China, whose relatively small nuclear force is growing in sophistication, is cited by the Pentagon's top nuclear commander as a leading reason why the United States should go all out on nuclear modernization.
“We are going into a very different world,” Adm. Charles Richard, the head of U.S. Strategic Command, said Sept. 14. “We are on a trajectory, for the first time in our nation's history, to face two peer nuclear-capable competitors.” He was referring to Russia, which has long been a nuclear peer, and China, whose leaders Richard says have put a strategic nuclear buildup “next on their to-do list.”
Days later, Richard said China could become a peer “by the end of the decade, if not sooner.” But other estimates suggest a slower pace. The Pentagon recently said Beijing may double its nuclear stockpile over the next 10 years, which would still leave it far behind the U.S.
Trump entered the White House in 2017 with little to say on the subject of nuclear weapons, but his administration produced a policy document a year later that the Pentagon portrayed as largely tracking the path of the Obama administration. Trump did, however, add two weapon types and beef up the budget for a years-long overhaul of the nuclear arsenal — an overhaul that Biden sees as excessive.

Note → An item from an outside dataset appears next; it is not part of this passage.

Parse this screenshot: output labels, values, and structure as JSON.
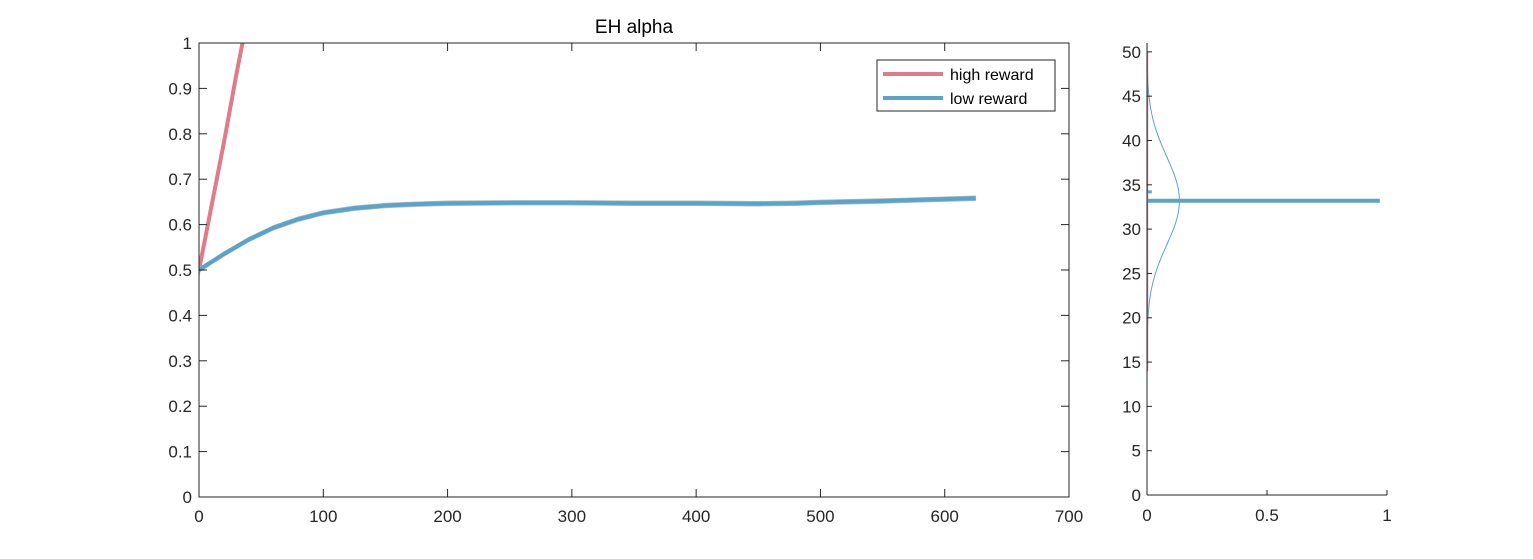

“Our nuclear now is in the best shape it’s been in decades,” the president said this month, although the military says the arsenal's main components are so old they are long past due for replacement. He has boasted in broad, sometimes cryptic, terms of U.S. nuclear advances, telling journalist Bob Woodward in 2019 that he had built a secret nuclear weapon that neither Russian nor China knew about.
If reelected, Trump would be expected to stay on his path of modernizing the nuclear arsenal, which has bipartisan support in Congress despite growing budget pressures. Less clear is how Trump would approach nuclear arms control, including the problem of North Korea's unconstrained arsenal. His administration has walked away from one arms control deal with Russia and balked at extending an Obama-era strategic nuclear treaty with Russia that Biden says he would keep in place.
Just days before Trump entered the White House, then-Vice President Biden cautioned against abandoning Obama’s approach.
“If future budgets reverse the choices we’ve made, and pour additional money into a nuclear buildup, it hearkens back to the Cold War and will do nothing to increase the day-to-day security of the United States or our allies,” Biden said in a Jan. 11, 2017, speech at the Carnegie Endowment for International Peace.
James Acton, a nuclear expert at the Carnegie Endowment, says Biden's instincts on nuclear weapons are more liberal than those of much of the Democratic Party's defense establishment. But that doesn't necessarily mean he would fundamentally change U.S. nuclear policy.
“In practice, there are often pressures to continue the status quo,” Acton said in an interview.
Biden embraces the notion that nuclear weapons should play a smaller role in defense strategy and that the ultimate goal should be a nuclear-free world. He has not spelled out how he would pursue this, but he has dropped clues.
He has said, for example, that he opposes the Trump administration's decision to develop and deploy two types of missiles armed with less-powerful “low-yield” nuclear warheads. One is a sea-launched cruise missile that is some years from being fielded; the other is a long-range ballistic missile that the Navy began deploying aboard submarines nearly a year ago.
“Bad idea,” Biden said in July 2019. Having these makes the U.S. “more inclined to use them,” he added.
During the campaign, Biden also has embraced what nuclear strategists call a “no first use” policy. In simplest terms, that means not initiating a nuclear war — not being the first to pull the trigger, so that in a nuclear crisis, the U.S. president might opt to unleash a retaliatory strike but not a preemptive one. Longstanding U.S. policy has been to reserve the option of striking first, arguing that this makes war less likely.
Obama considered but rejected a shift to “no first use.”
The Biden campaign has made few pronouncements on U.S. nuclear weapons policy or strategy and it declined to make an adviser available for an interview. The campaign website says Biden believes "the sole purpose of the U.S. nuclear arsenal should be deterring — and if necessary, retaliating against — a nuclear attack. As president, he will work to put that belief into practice, in consultation with our allies and military.”
In a questionnaire last year by the Council for a Livable World in which Biden and other candidates were asked whether the U.S. should review its policy reserving the option of using nuclear weapons first, Biden said yes but did not elaborate. He also agreed that modernizing the U.S. arsenal could be done for less than the currently projected $1.2 trillion.
Some have speculated that Biden would consider dropping the plan to build a new nuclear intercontinental ballistic missile force, replacing the Minuteman 3 fleet fielded in 1970. That project is expected to cost at least $85 billion.
Loren Thompson, a military analyst at the Lexington Institute, believes Biden would stick to the missile program.
“This outcome will result partly from the fact that Joe Biden is a common-sense centrist who respects the views of experts,” Thompson wrote recently. "He will find few if any experts in the nation’s nuclear establishment who think phasing out ICBMs would make us safer.”
This story corrects group name to Council for a Livable World, not Council for a Living World.